On at the BFI until next week, is the restored version of the 1970 film Deep End that was thought to be lost forever – what a find! Directed by Jerry Skolimowski, starring Jane Asher and John Moulder-Brown, the film is nothing short of bizarre, and in this quality lies it’s brilliance.
This is – you will note – the first film I have written about here. It’s not because this is the first film I’ve seen since I started writing this blog.. but because I was trying to steer clear of writing about EVERYTHING I’ve seen and done, and just keeping focussed on the stuff that seems worth writing about/interesting enough to sustain, well, interest.. So here goes: Deep End at the BFI.
It’s string of ever-increasing strangeness from start to finish, with a few discernable threads of well-trodden plot development to keep the audience on the straight and narrow: boy meets girl; flirtation ensues; girl has fiancée/is unattainable; boy driven wild with longing; boy engineers a situation where the two can be alone together. There’s nothing really likeable about either of the main characters except their winsome good looks; both engaging in a kind of adolescent kiss-chase which gets nastier and more grown-up – and therefore painful and destructive – as the film progresses. However, the saving grace of the film is that it is undeniably and often laugh-out-loud funny.
The grace and innocence with which characters skirt around the oddities of the plot and dialogue lends the whole film a sense of art-house otherworldliness – treading a fine line between hyper-real and surreal – which is very enjoyable.

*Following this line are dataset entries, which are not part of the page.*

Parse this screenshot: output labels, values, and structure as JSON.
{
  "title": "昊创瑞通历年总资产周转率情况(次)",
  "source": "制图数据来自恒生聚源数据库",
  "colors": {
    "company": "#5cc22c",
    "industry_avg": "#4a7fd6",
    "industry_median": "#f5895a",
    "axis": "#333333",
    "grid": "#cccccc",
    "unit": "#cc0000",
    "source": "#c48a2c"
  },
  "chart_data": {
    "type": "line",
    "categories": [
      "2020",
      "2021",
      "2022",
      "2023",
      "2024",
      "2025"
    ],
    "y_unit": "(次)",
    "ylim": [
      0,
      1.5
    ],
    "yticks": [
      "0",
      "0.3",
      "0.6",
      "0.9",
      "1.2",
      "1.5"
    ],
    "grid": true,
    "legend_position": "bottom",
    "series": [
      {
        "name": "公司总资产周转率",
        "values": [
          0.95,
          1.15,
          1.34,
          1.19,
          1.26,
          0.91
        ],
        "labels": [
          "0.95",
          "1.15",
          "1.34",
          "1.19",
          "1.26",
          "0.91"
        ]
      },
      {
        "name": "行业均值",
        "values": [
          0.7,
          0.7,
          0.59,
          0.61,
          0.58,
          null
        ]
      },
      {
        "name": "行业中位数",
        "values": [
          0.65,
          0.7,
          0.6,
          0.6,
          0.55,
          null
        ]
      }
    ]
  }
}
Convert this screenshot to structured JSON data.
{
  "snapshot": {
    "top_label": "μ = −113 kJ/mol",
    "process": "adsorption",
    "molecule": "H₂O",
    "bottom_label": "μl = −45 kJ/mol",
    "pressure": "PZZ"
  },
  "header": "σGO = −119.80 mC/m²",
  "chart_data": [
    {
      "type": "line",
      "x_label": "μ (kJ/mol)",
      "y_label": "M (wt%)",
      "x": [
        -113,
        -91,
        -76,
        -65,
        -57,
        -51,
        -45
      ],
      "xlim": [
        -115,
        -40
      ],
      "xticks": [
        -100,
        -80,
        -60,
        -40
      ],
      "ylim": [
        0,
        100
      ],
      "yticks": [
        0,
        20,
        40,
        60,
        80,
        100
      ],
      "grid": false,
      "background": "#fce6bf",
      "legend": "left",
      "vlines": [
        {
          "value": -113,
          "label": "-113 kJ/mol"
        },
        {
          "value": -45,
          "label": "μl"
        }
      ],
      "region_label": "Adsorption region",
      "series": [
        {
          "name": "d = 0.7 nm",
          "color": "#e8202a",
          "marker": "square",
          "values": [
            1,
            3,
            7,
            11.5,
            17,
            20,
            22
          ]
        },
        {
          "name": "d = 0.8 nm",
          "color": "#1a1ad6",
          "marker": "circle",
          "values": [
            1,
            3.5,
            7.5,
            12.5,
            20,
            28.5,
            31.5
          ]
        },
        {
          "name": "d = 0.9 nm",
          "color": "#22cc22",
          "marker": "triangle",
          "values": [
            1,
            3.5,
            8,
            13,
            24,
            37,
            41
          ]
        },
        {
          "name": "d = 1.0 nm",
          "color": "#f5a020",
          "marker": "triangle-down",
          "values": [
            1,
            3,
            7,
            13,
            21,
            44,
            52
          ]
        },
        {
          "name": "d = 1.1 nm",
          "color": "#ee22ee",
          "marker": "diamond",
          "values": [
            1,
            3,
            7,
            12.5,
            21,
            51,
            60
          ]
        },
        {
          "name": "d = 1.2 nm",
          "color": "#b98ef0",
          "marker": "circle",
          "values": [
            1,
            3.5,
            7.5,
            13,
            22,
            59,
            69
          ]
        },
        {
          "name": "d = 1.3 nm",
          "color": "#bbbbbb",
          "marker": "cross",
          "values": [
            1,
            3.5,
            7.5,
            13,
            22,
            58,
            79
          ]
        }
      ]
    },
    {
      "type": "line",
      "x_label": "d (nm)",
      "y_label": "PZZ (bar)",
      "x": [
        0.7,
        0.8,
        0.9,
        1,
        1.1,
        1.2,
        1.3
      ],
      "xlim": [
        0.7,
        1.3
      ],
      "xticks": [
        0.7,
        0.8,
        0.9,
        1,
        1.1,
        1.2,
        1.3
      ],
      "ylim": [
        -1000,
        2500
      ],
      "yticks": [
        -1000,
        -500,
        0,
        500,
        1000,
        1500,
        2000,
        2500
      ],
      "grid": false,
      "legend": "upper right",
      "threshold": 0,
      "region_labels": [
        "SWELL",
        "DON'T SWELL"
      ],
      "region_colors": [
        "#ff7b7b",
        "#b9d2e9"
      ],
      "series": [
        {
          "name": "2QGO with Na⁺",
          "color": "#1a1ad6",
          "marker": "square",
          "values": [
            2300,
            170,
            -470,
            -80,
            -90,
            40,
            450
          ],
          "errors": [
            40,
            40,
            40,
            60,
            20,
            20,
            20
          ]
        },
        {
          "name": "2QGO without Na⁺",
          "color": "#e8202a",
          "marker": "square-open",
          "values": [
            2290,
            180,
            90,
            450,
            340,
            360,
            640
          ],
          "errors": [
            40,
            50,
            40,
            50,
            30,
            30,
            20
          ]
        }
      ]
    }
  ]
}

The fact, for instance, that the film is riddled with ludicrously predatory women, all circling around this hapless – and increasingly deranged – 15-year old boy highlights and heightens the almost apocalyptic significance given to sex and sexuality in this film. Make no mistake about it – this is a film about the end of the 60s – sex has Happened to society and left a trail of neurotic/savage carnage in its wake; young virgin boys beware! The pool and public baths at which the two main characters meet is a crumbling ruin of a building clearly crying out for demolition. Occasionally workmen appear in the background of key scenes to paint the walls red; (red! In a swimming pool?) perhaps one of my favourite ‘SYMBOLISM!’ moments – one of many odd moments to define odd moments. Stylized and sex-crazed. Subtle, it aint. But that’s where the beauty of it lies. Go see it.
ADDITIONAL THOUGHTS: how nice it is to see snaggly teeth and poorly done make-up and large middle-aged women in films. Really. It’s sad that it’s so refreshing.